Phosphorus recovery from waste streams using adsorbents

Phosphorus (P) is an important macro-nutrient required for the growth and development of all living organisms. Globally, livestock production generates a large quantity of manure and effluents which are rich in plant nutrients especially nitrogen (N) and P. These waste resources are land applied as an organic fertilizer or soil amendments. However, excess application of manure and effluents beyond the carrying capacity of the soil results in leaching of important nutrients into aquatic environments. This can lead to nutrient enrichment thereby causing various ecological problems such as eutrophication of waterways and resulting in algal blooms. One alternate way of minimising the impact of P is to recover from waste source and reuse as a fertilizer.
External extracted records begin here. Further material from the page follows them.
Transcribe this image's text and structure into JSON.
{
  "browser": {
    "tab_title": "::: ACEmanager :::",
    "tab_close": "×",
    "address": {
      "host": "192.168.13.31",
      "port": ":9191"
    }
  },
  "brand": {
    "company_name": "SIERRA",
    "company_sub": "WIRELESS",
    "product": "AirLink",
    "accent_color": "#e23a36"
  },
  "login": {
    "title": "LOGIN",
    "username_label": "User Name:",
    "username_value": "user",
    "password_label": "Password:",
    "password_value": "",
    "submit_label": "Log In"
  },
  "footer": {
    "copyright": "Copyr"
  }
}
The main objective of this thesis was to investigate the application of various adsorbents for recovering P from various waste streams. Based on the surface characterization, three adsorbents (allophane, iron oxide and biochar) were selected for the subsequent P adsorption studies. In waste streams, speciation of P in various forms is a significant factor necessary to understand its distribution and transformation in terrestrial and aquatic ecosystems. It was observed that most of the P in manures and biosolids were present as inorganic orthophosphate and orthophosphate monoesters. The sorption kinetics studies showed that among the three adsorbents, biochar showed excellent adsorption characteristics for P recovery which fitted well into the adsorption isotherms, and the maximum adsorption capacity recorded for the adsorbents were 43.29, 35.71 and 90.90 mg g-1 for clay, iron oxide and biochar, respectively. The pseudo-second order kinetics model revealed that the concentrations of both adsorbate as well as adsorbent are the controlling factors for rate of adsorption while the intra-particle diffusion model suggested the prevalence of film diffusion and pore diffusion in the adsorption process. Evaluation of the thermodynamic parameters asserted the adsorption process being spontaneous, favourable and mainly through physisorption. The mechanisms of P recovery were investigated with the help of XPS and XANES techniques, and from the results it is confirmed that various functional groups and minerals such as calcium and magnesium present in the biochar were responsible for adsorption and precipitation of P from waste streams.